[ 5 August 2011 ]
Letter on Riots and Doubt Sean Bonney
Anyway, I’ve totally changed my method. A while ago I started wondering about the possibility of a poetry that only the enemy could understand. We both know what that means. But then, it might have been when I was walking around Piccadilly looking at the fires, that night in March, my view on that changed. The poetic moans of this century have been, for the most part, a banal patina of snobbery, vanity and sophistry: we’re in need of a new prosody and while I’m pretty sure a simple riot doesn’t qualify, your refusal to leave the seminar room definitely doesn’t. But then again, you are right to worry that I’m making a fetish of the riot form. "Non-violence is key to my moral views," you say. "I am proud of the fact that I never invented weapons to kill," you say. But what about that night when we electrocuted a number of dogs. Remember that? By both direct and alternating current? To prove the latter was safer? We’d taken a lot of MDMA that night, and for once we could admit we were neither kind, nor merciful, nor loving. But I’m getting off the point. The main problem with a riot is that all too easily it flips into a kind of negative intensity, that in the very act of breaking out of our commodity form we become more profoundly frozen within it. Externally at least we become the price of glass, or a pig’s overtime. But then again, I can only say that because there haven’t been any damn riots.
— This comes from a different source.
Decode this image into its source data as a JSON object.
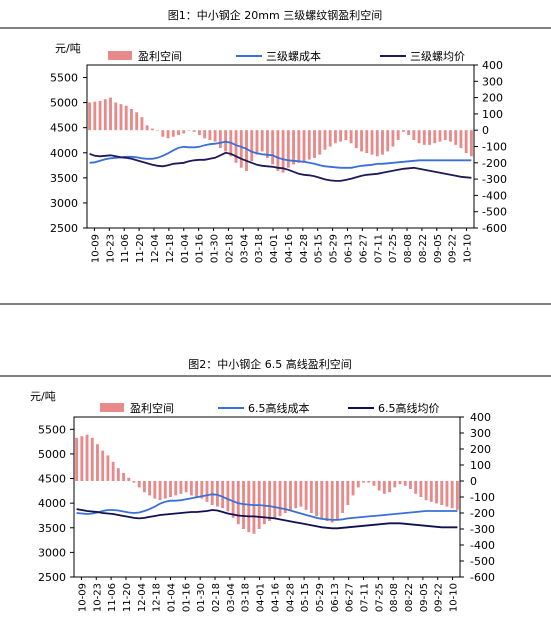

Seriously, if we’re not setting fire to cars we’re nowhere. Think about this. The city gets hotter and deeper as the pressure soars. Electrons get squeezed out of atoms to produce a substance never seen on Earth. Under such extreme conditions, hydrogen behaves like liquid metal, conducting electricity as well as heat. If none of that happens, it’s a waste of time. Perhaps you think that doesn’t apply to you. What inexhaustible reserves we possess of darkness, ignorance and savagery. A hundred million people use electricity and still believe in the magic power of signs and exorcisms, in the nightmare of their lives as slaves to the rich. Don’t pretend you know better. Remember, a poetry that only the enemy can understand. That’s always assuming that we do, as they say, understand. Could we really arrive at a knowledge of poetry by studying the saliva of dogs? The metallic hydrogen sea is tens of thousands of miles deep.